Tactical, Operational & Strategic Analysis of Markets, Competitors & Industries
An excerpt from an interesting academic discussion I was a part of regarding the applicability of denial and deception in modern warfare/strategic situations. I thought it might be applicable to CI as well:
“I make the enemy see my strengths as weaknesses and my weaknesses as strengths while I cause his strengths to become weaknesses and discover where he is not strong…I conceal my tracks so that none can discern them; I keep silence so that none can hear me.” Sun Tzu, The Art of War
In my opinion, denial and deception continue to succeed despite all that is known about them due to the simple fact that, by definition, they are a way of altering perceived reality. Since reality is a constant and is dynamic, it is always subject to being manipulated for those involved. There are essentially infinite possibilities to alter reality because each moment and situation is unique.
It is similar to playing poker, in that denial and deception is expected, but virtually impossible to discern from the truth. In any strategic situation one side can expect denial and deception from the other, however, discerning the truth from the false reality is extremely difficult. Effective denial and deception could consist of an extremely minor alteration of reality or a total fabrication. These two tactics serve to keep an opposing force off balance and constantly guessing.
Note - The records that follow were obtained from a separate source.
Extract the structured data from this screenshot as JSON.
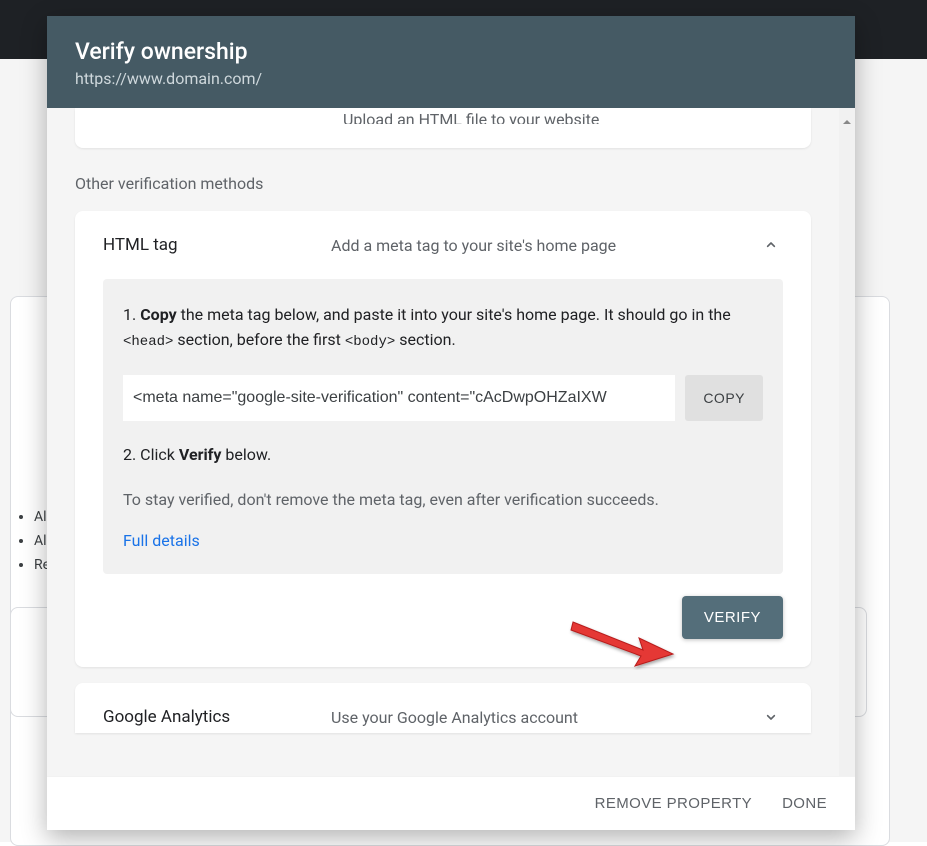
{
  "bg": {
    "list": [
      "All",
      "All",
      "Re"
    ]
  },
  "modal": {
    "title": "Verify ownership",
    "subtitle": "https://www.domain.com/",
    "truncated_method": {
      "desc": "Upload an HTML file to your website"
    },
    "other_label": "Other verification methods",
    "html_tag": {
      "name": "HTML tag",
      "desc": "Add a meta tag to your site's home page",
      "step1_prefix": "1. ",
      "step1_copy": "Copy",
      "step1_text": " the meta tag below, and paste it into your site's home page. It should go in the ",
      "step1_code1": "<head>",
      "step1_mid": " section, before the first ",
      "step1_code2": "<body>",
      "step1_suffix": " section.",
      "meta_tag": "<meta name=\"google-site-verification\" content=\"cAcDwpOHZaIXW",
      "copy_btn": "COPY",
      "step2_prefix": "2. Click ",
      "step2_verify": "Verify",
      "step2_suffix": " below.",
      "stay_text": "To stay verified, don't remove the meta tag, even after verification succeeds.",
      "details": "Full details",
      "verify_btn": "VERIFY"
    },
    "ga": {
      "name": "Google Analytics",
      "desc": "Use your Google Analytics account"
    },
    "footer": {
      "remove": "REMOVE PROPERTY",
      "done": "DONE"
    }
  }
}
One of the main benefits of utilizing denial and deception is that it prevents or greatly increases the difficulty of proper risk calculation and management of the opposing force. Similar to how in poker, one can utilize their betting pattern to manipulate an opponent’s risk management by dictating pot odds/pot equity. Even if the opponent suspects bluffing, sometimes it is simply not worth it to call. This same principle can be utilized in any strategic situation.
Denial and deception will exist and be expected as long as reality itself exists. Therefore, even though the concepts are well known, they will continue to be effective.